Fortescue Metals Group says its Pilbara rail network is at capacity and any move to allow Brockman Mining access would result in reduced state iron ore royalties and federal taxes, and ultimately lead to lost jobs.
The claims are in a submission to the state’s economic regulator, which is set to decide whether rail infrastructure can be shared in the Pilbara after a proposal was put forward by China-backed Brockman Mining.
Brockman used a state government access code in May to apply for access to the rail network, which is owned by FMG subsidiary The Pilbara Infrastructure.
FMG said today that its railway was designed, constructed and funded to meet its sale and production targets.
“There is, therefore, no logical basis for Brockman to infer, as it has in its access proposal, that Fortescue has designed, constructed and funded a railway system with capacity surplus to Fortescue’s needs,” the submission said.
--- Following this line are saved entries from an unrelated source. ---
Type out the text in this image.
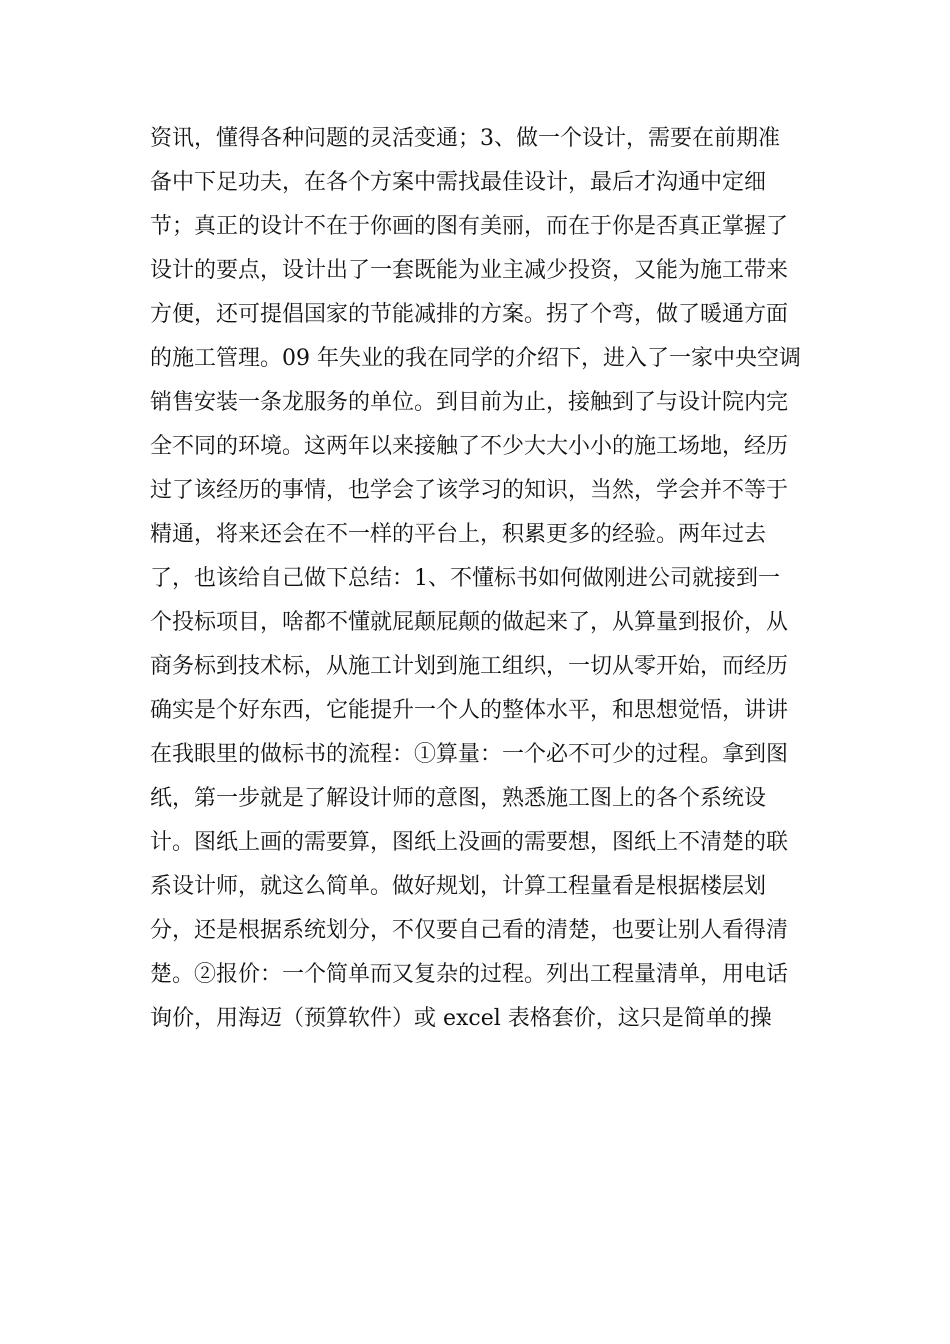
资讯，懂得各种问题的灵活变通；3、做一个设计，需要在前期准
备中下足功夫，在各个方案中需找最佳设计，最后才沟通中定细
节；真正的设计不在于你画的图有美丽，而在于你是否真正掌握了
设计的要点，设计出了一套既能为业主减少投资，又能为施工带来
方便，还可提倡国家的节能减排的方案。拐了个弯，做了暖通方面
的施工管理。09 年失业的我在同学的介绍下，进入了一家中央空调
销售安装一条龙服务的单位。到目前为止，接触到了与设计院内完
全不同的环境。这两年以来接触了不少大大小小的施工场地，经历
过了该经历的事情，也学会了该学习的知识，当然，学会并不等于
精通，将来还会在不一样的平台上，积累更多的经验。两年过去
了，也该给自己做下总结：1、不懂标书如何做刚进公司就接到一
个投标项目，啥都不懂就屁颠屁颠的做起来了，从算量到报价，从
商务标到技术标，从施工计划到施工组织，一切从零开始，而经历
确实是个好东西，它能提升一个人的整体水平，和思想觉悟，讲讲
在我眼里的做标书的流程：①算量：一个必不可少的过程。拿到图
纸，第一步就是了解设计师的意图，熟悉施工图上的各个系统设
计。图纸上画的需要算，图纸上没画的需要想，图纸上不清楚的联
系设计师，就这么简单。做好规划，计算工程量看是根据楼层划
分，还是根据系统划分，不仅要自己看的清楚，也要让别人看得清
楚。②报价：一个简单而又复杂的过程。列出工程量清单，用电话
询价，用海迈（预算软件）或 excel 表格套价，这只是简单的操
FMG said its current expansion of the rail network to 155 million tonne per year capacity was due for completion in the second quarter of next year, with production targeted to ramp up to an annualised run rate of 155mtpa by December.
“As Fortescue is utilising all the capacity of TPI’s railway, unless there is further expansion beyond Fortescue’s planned expansions, there is no capacity available to Brockman,” FMG said.
FMG argued that allowing Brockman access to the network would ‘de-rate’ the railway, resulting in a drop in productivity due to inefficient use.
The iron ore miner said that would result in a reduction in iron ore royalties paid to the state government, reduced federal taxes paid by FMG, decreased employment in the Pilbara and a reduction in payments to native title holders from lower production.
The claims are expected to be a blow to Brockman’s ambitions to connect its Marillana and Opthalmia iron ore projects to the world’s largest export port and Port Hedland.
Brockman signed a non-binding deal with rail operator Aurizon earlier this week to consider the development of a new heavy haul railway by Aurizon, to be called to East Pilbara Independent Railway.
The deal also allows for a new railway to be developed by a third party, or the use of an existing railway, such as FMG’s.
Brockman also conducted a study to evaluate a new railway with Pilbara miner Atlas Iron and Aurizon, and despite that agreement expiring earlier this week Brockman said it remained a “concept under consideration”.
BC Iron managing director Morgan Ball poured cold water on any new rail network proposal floated by Brockman and Aurizon alone, saying potential production would struggle to support its construction.
“Personally I think you’ve got to go back to the source and I’m not sure there’s enough tonnes to justify a stand-alone network at the moment and the big swing factor there of course is what Atlas are doing,” Mr Ball said.
‘I’m not privy to what (Atlas managing director ) Ken Brinsden is doing but clearly he’s talking to Fortescue, clearly he’s talking to Aurizon, if Ken ends up with an infrastructure solution around TPI in some way…I can’t see Brockman alone supporting the Aurizon-type deal.”